PAREDES – UM DIA INESQUECÍVEL, por José Gabriel, in Facebook.

(Escrevi este texto há anos. Agora, que se comemora o centenário do nascimento do grande Carlos Paredes, ocorreu-me que talvez não fosse má ideia republicá-lo).

Era o início da década de 60. Estávamos no casino da Figueira da Foz – então chamado Casino Peninsular -, num camarim do Salão Nobre. Os meus companheiros afinavam as guitarras; o Zeca tratava ternamente a sua Fender Stratocaster recém-adquirida, o meu irmão ensaiava acordes com a energia habitual, eu fazia exercícios de aquecimento. Era então um garoto, que tocava em público com uma autorização especial que me qualificava com o patusco título de “ajudante de músico”. Nada de profissionalismos, que a família, como mandava a prudência do tempo, impunha estudos para um emprego “a sério”. 

Estávamos nisto quando começaram a ouvir-se belíssimos sons vindos do camarim ao lado. Fomos espreitar, que o apelo era irresistível. A um canto da divisão um homem alto debruçava-se sobre uma guitarra portuguesa e ensaiava – “para acalmar os nervos”, informou-nos um músico que também por lá estava passando um pano pela guitarra clássica.

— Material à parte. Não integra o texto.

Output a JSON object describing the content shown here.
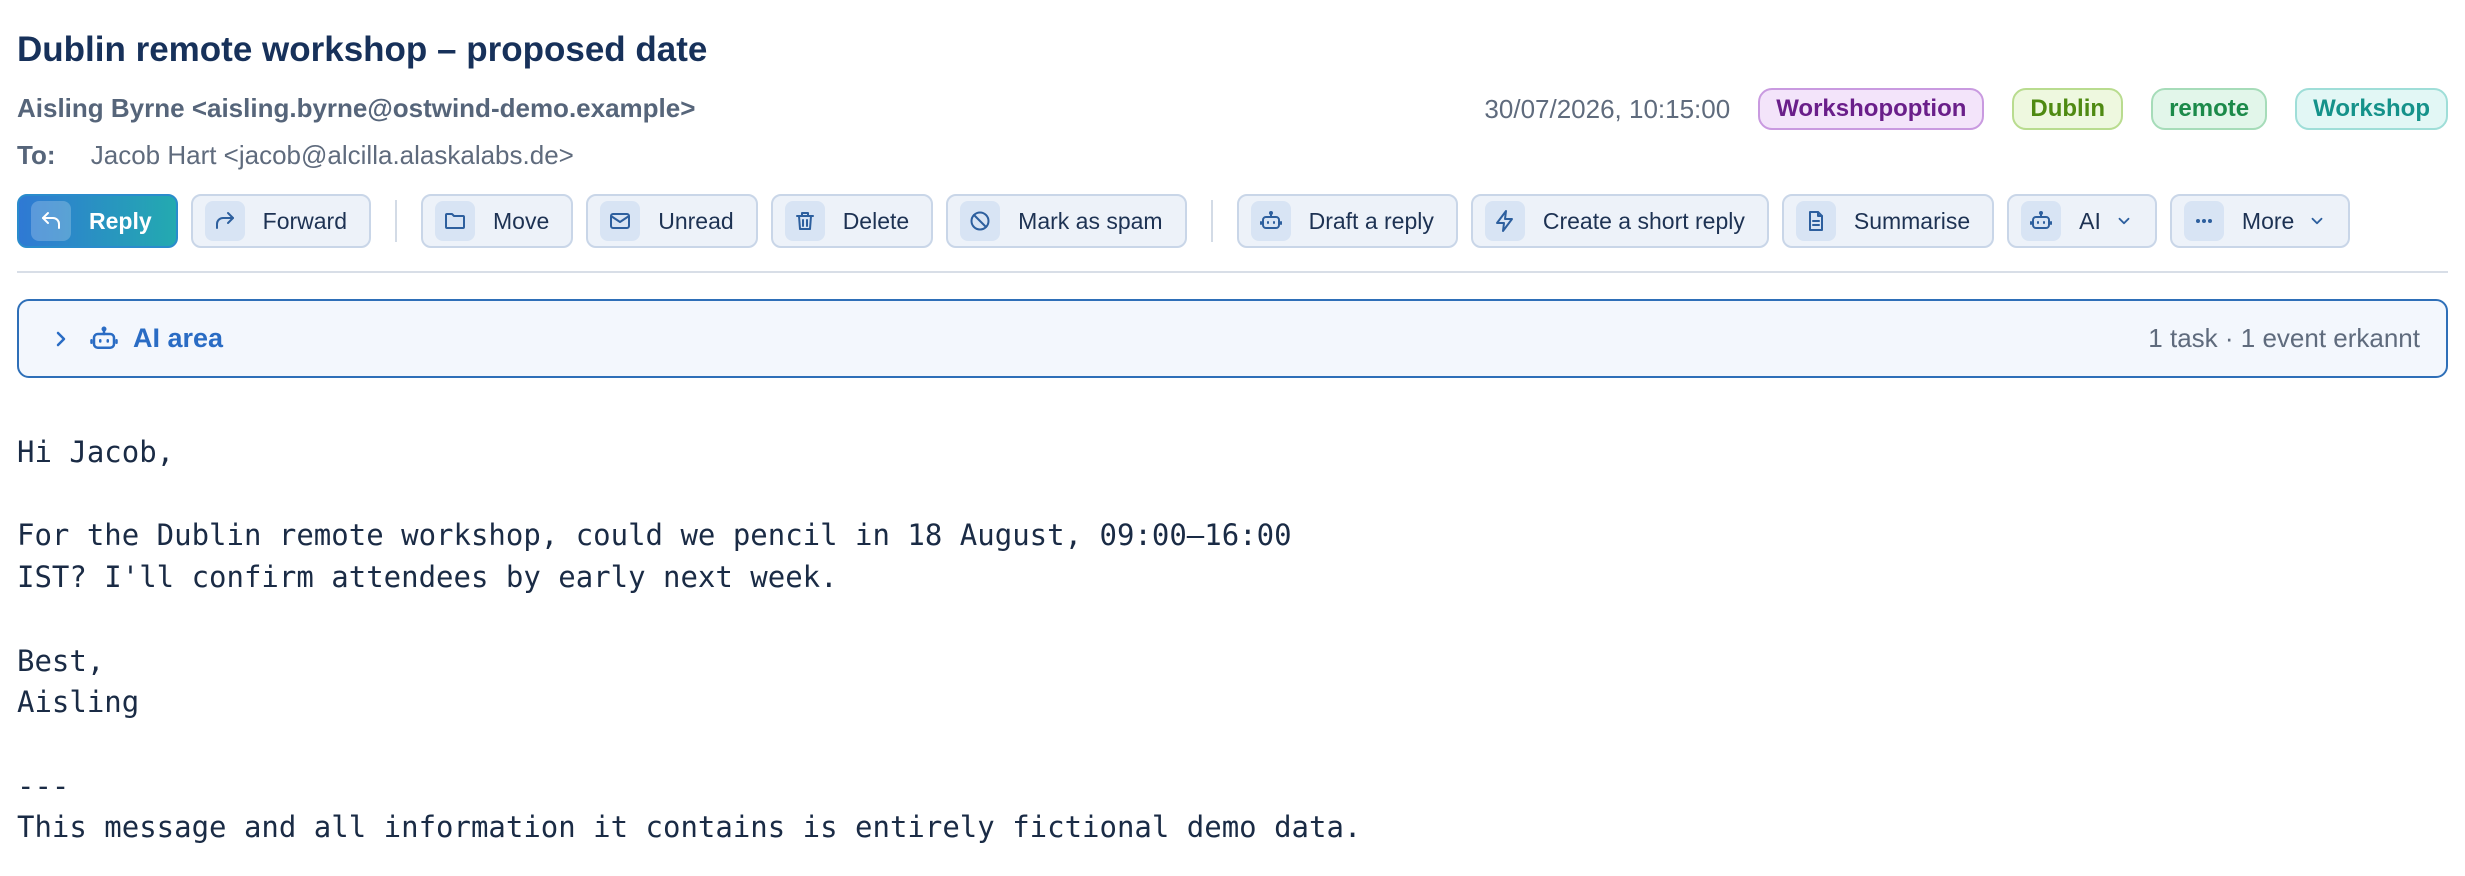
{
  "email": {
    "subject": "Dublin remote workshop – proposed date",
    "from": "Aisling Byrne <aisling.byrne@ostwind-demo.example>",
    "to_label": "To:",
    "to": "Jacob Hart <jacob@alcilla.alaskalabs.de>",
    "date": "30/07/2026, 10:15:00",
    "tags": [
      {
        "label": "Workshopoption",
        "color": "#6a1f8a",
        "bg": "#f3e4fa",
        "border": "#c99ae0"
      },
      {
        "label": "Dublin",
        "color": "#4f8a12",
        "bg": "#eef8df",
        "border": "#b9dc8f"
      },
      {
        "label": "remote",
        "color": "#1c8a4a",
        "bg": "#e2f6ea",
        "border": "#a6dcb9"
      },
      {
        "label": "Workshop",
        "color": "#15928a",
        "bg": "#e2f7f5",
        "border": "#9fded8"
      }
    ]
  },
  "toolbar": {
    "reply": "Reply",
    "forward": "Forward",
    "move": "Move",
    "unread": "Unread",
    "delete": "Delete",
    "spam": "Mark as spam",
    "draft": "Draft a reply",
    "short_reply": "Create a short reply",
    "summarise": "Summarise",
    "ai": "AI",
    "more": "More"
  },
  "ai_area": {
    "title": "AI area",
    "status": "1 task · 1 event erkannt"
  },
  "body": {
    "text": "Hi Jacob,\n\nFor the Dublin remote workshop, could we pencil in 18 August, 09:00–16:00\nIST? I'll confirm attendees by early next week.\n\nBest,\nAisling\n\n---\nThis message and all information it contains is entirely fictional demo data."
  },
  "colors": {
    "accent": "#2a6cc4",
    "text": "#17315a"
  }
}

Viemos depois a saber que este era o Fernando Alvim, que nos foi esclarecendo sobre o homem que continuava, cada vez com mais energia, a dedilhar a sua guitarra. “Ele está nervosíssimo; é a primeira vez que toca em público, pelo menos para uma plateia desta dimensão; estão a ouvir aquilo? Ele agora lembrou-se de tocar estas coisas e eu, claro, tenho de ir atrás”. Ao canto, o homem da guitarra ensaiava agora uma versão vertiginosa das csardas de Monti. Estava completamente ausente, como se nada nem ninguém mais ali estivesse. Finalmente pausou, ergueu a cabeça e perguntou com alguma ansiedade: “Fernando, achas que vão gostar?”. Nós estávamos embasbacados. Éramos miúdos, não sabíamos o que nos tinha calhado em fortuna, mas sabíamos que aquilo era maravilhoso. O Fernando Alvim, então apresentou-nos: “Carlos Paredes”.

O concerto de Carlos Paredes foi um sucesso arrasador e o público não regateou aplausos e pedidos de mais e mais peças. No fim, o genial Carlos parecia surpreendido e mantinha a insegurança. “Parece que gostaram, não foi?”. Mas foi descontraindo. Experimentou com curiosidade as nossas guitarras eléctricas, falou nas virtudes da guitarra clássica e das dificuldades e limitações da guitarra portuguesa, enfim, um fim de festa descontraído e inesquecível.

Mas, lá está, éramos garotos. Só mais tarde, muito mais tarde, percebemos a importância do que tínhamos vivido e a dimensão dos nossos companheiros de espectáculo. Primeiro a dimensão artística, depois todas as outras. Tínhamos, naquele dia, partilhado o palco, estado ao lado de Carlos Paredes e Fernando Alvim na sua estreia em público.